Wall Street was not expected to plunge as sharply. Shortly before the U.S. open, Dow futures were trading 198 points, or 1.9 percent, lower at 10,244, while the broader Standard & Poor's 500 futures fell 26.30, or 2.4 percent, at 1,082.60.
"Once it became clear that The Street of Dreams was not necessarily going to resemble Gettysburg in 1863, European equities regained some poise," said David Buik, markets analyst at BGC Partners.
Nevertheless, analysts said more clarity about the long-term impact of Dubai's troubles would likely emerge next week, when Wall Street is back to normal trading hours following the Thanksgiving Day holiday.
"With U.S. markets only open for half a day today, we are going to have to wait till early next week to see if stock markets view this as a little local difficulty, or something more serious," said Tim Hughes, head of sales trading at IG Index.
Investors were also keeping a close eye on associated developments in the currency markets after the dollar slid to a new 14-year low of 84.81 yen.
However, the dollar climbed back off its lows to 86.54 yen amid mounting expectations that the Bank of Japan may intervene in the markets by buying dollars or selling yen after Japan's finance minister Hirohisa Fujii said he was "extremely nervous" about the movements in the yen and that the "market had moved too far in one direction."
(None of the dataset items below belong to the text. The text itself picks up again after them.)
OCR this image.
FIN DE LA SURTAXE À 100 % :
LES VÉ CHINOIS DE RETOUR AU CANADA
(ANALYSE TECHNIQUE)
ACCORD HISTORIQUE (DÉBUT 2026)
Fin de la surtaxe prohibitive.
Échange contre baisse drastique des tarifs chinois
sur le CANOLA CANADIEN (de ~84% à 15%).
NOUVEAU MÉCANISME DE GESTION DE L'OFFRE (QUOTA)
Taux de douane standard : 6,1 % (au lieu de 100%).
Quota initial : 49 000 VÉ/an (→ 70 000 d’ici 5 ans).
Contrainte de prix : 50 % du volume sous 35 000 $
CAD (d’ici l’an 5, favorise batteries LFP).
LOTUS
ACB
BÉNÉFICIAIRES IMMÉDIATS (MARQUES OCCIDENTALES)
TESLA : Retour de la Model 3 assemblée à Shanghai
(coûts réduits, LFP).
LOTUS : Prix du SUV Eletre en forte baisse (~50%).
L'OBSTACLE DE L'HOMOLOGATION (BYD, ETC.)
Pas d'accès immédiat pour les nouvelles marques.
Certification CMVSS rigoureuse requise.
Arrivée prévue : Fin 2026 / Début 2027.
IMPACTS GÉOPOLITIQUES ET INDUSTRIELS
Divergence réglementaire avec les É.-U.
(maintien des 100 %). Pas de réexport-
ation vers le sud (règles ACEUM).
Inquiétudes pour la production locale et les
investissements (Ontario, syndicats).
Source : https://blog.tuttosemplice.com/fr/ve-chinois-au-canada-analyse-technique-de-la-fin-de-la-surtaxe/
On Thursday, the Swiss National Bank reportedly intervened to buy dollars to prevent the export-sapping appreciation of the Swiss franc. That seems to have worked — for now, at least — as the dollar has moved back above parity, trading 0.9 percent higher at 1.0118 Swiss francs.
The British pound has also been battered amid fears about the exposure of Britain's banks to the region. The pound was down 0.8 percent at $1.6391.
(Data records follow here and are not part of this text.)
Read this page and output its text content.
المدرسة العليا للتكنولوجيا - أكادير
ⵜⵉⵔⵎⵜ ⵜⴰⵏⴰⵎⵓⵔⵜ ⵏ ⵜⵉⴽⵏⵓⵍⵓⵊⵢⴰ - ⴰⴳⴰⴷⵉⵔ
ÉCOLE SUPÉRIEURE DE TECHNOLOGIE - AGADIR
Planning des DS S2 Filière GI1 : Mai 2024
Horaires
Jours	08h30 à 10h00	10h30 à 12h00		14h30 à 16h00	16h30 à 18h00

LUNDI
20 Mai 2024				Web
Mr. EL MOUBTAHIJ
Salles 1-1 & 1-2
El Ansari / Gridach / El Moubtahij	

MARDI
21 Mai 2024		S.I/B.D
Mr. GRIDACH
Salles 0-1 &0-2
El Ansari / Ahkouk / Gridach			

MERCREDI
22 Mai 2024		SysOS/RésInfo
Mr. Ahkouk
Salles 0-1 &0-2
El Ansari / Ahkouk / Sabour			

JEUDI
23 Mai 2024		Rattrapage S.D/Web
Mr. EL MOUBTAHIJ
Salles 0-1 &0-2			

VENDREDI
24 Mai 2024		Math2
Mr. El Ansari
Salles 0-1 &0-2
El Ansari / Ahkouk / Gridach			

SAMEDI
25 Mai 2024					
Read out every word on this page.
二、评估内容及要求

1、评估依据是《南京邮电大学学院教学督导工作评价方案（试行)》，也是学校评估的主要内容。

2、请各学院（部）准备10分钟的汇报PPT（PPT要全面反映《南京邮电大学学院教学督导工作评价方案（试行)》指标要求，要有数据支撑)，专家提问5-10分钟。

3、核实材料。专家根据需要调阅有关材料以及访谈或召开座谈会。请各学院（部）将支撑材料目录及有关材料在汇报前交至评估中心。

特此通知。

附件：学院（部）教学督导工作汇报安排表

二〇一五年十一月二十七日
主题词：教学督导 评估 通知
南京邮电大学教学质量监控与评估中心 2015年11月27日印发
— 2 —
Another currency losing some of its shine was the euro, which fell 0.8 percent to $1.4903 — in times of uncertainty the dollar is considered to be more of a safe haven currency. Investors are also concerned about the exposure of European banks to Dubai.
Earlier, Asian stocks were particularly badly hit as they played catch-up following the big losses in Europe in the previous session. Hong Kong's Hang Seng closed 1,075.91 points, or 4.8 percent, lower at 21,134.50, while South Korea's benchmark plummeted 4.7 percent to 1,524.50.
Elsewhere in Asia, Japan's Nikkei 225 stock average fell 3.2 percent to 9,081.52 while Australia's index dropped 2.9 percent. China's main Shanghai stock measure was off 2.4 percent.
Oil, meanwhile, tracked developments in stock markets and benchmark crude for January delivery fell $3.49 to $74.47 a barrel in electronic trading on the New York Mercantile Exchange.